The narrative moves between Auckland, Paris and Melbourne, where Madeleine lives during a short-lived marriage after she leaves Paris. Some of these structural dislocations become unsettling. Just as you get to grips with the recent past or the present day, an intervention back to the early past requires a bit more of the reader than the narrative is prepared to give. But Smither is a minute observer of social habit, capturing the way Parisians appreciate the feel and fall of fabric, or the way a debate unfolds, or how Melburnians talk, or lounge, or use public transport. She’s equally good at feelings. Isobel becomes ill, and one of the most plangent parts of the novel traces her passage towards the end of her life. Madeleine returns. The sensitivity with which she portrays the preparations being made by those around her to help her reach that end, are heartbreaking. It is this death, evoked with such empathy, which becomes the catalyst by which the remaining women eventually achieve a reconciliation, in a manner of speaking.

While Sylvie and her relationship to these women remains central to the narrative, it is Isobel who is its most interesting character. She, who has held their lives together, is also a compulsive spring-cleaner of bookshelves, tenderly and regularly taking down each of her many thousands of books, dusting each before replacing it. Shame on most of us. This tactility seems typical of the intricate detail on which this book is based. Given such a fine grain, there are one or two mistakes that an editor might have picked up: e.e. cummings for example, is always written in lowercase. The most significant aspect of that strange Parisian gourmet speciality the ortolan, is not the way it is sharply carved into three, but that it is eaten whole under big white cloths, worn on the head.
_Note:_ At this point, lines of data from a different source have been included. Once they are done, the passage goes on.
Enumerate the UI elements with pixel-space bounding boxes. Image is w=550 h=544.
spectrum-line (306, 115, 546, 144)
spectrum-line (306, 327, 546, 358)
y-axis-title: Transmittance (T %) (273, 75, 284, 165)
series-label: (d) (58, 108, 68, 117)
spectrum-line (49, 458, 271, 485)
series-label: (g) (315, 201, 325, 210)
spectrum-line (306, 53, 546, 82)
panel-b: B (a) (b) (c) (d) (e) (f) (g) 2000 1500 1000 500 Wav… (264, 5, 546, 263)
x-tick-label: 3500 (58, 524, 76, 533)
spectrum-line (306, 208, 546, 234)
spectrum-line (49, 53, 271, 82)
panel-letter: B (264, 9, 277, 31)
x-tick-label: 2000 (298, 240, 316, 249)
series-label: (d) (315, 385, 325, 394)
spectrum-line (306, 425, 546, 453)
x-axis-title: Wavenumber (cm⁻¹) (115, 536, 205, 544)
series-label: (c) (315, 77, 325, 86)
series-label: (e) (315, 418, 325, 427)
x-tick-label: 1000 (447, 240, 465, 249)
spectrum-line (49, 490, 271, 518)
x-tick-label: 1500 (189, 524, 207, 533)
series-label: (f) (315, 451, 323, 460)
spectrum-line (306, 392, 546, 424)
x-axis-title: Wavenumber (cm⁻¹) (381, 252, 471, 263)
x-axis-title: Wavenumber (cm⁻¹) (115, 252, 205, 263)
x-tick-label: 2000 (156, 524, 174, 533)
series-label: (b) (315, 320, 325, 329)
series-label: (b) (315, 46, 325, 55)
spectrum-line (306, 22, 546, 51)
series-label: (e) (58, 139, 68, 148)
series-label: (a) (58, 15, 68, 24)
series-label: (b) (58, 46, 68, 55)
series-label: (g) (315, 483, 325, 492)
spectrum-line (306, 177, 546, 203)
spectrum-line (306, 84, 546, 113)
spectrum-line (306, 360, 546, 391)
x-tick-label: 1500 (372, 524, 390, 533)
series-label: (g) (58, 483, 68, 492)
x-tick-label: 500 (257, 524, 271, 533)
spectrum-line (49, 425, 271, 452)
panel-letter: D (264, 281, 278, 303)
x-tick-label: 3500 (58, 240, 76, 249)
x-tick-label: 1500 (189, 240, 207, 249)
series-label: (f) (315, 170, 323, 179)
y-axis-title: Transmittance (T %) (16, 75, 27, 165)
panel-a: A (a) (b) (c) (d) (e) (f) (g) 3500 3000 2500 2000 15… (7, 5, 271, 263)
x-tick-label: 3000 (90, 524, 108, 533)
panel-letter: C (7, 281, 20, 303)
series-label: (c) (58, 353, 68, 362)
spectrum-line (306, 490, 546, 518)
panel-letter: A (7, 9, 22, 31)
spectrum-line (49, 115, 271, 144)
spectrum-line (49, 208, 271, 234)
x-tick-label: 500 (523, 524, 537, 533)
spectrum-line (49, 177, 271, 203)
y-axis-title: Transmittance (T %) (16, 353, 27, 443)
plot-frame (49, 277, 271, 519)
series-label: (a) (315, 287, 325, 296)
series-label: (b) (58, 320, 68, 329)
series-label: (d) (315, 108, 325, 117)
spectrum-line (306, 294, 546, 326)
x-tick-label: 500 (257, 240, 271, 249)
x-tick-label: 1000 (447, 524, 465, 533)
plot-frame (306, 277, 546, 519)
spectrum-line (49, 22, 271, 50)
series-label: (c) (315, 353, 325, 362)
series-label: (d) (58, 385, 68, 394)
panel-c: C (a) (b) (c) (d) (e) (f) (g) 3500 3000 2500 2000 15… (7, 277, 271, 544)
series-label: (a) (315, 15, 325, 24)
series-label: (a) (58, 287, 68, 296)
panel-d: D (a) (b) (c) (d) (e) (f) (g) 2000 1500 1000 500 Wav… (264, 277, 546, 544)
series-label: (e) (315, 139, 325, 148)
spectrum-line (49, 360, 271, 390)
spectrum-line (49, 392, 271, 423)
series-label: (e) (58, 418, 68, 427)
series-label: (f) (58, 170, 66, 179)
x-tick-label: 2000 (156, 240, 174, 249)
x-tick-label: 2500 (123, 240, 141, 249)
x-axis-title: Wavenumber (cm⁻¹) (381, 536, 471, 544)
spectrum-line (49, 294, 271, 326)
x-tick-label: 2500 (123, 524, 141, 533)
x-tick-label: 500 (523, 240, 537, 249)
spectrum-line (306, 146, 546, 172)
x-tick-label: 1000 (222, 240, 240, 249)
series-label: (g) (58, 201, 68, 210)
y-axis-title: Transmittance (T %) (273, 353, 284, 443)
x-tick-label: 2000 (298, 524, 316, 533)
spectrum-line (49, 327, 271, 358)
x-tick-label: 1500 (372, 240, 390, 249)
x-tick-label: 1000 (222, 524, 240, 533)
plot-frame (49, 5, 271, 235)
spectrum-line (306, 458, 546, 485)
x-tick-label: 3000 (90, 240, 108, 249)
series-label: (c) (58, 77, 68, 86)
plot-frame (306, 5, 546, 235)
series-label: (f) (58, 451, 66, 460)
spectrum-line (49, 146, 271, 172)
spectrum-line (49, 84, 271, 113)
The novel is almost entirely introspective. Conversations are more often reported on than verbally expressed. Their lives are gossamer lives, where much is misjudged, or regretted, or just missed, and where perceptions are often left hanging. But all this beauty, all this gorgeousness of image and detail, all the surprising metaphors and pithy phrases – they give an ephemeral quality to the story, an elusiveness that is seductive, but sometimes subsumes the significance of the characters and the different worlds they inhabit. Isobel, on a quiet afternoon, instead of accepting a lunch date chooses to read reviews, then search the shelves for the relevant books while the points were still clear, trying to decide “if the critic has a clear palate, like a wine taster, for enmity is often disguised and obscured by initial praise”. She prefers small, reflective ideas like this than big dramatic events. She has talked in the past about “leaving one’s fingerprints on everything” and in this book there are many of them.

There is much to praise in this novel. But context can be too vividly imagined. Against a background of so much sensual imagery lives can seem diminished, overcome. Smither is certainly one of our most startling observers of the human condition, one of our most original and elegant wordsmiths. It gladdens a grandmother’s heart. It is a beautiful read. But its framework, its structure, seems too slight to support all that it’s called on to carry. In this poetic novel, the characters are more friendly ghosts, than storytellers demanding we hear them out.

Loving Sylvie by Elizabeth Smither (Allen & Unwin, $36.99) is available at Unity Books.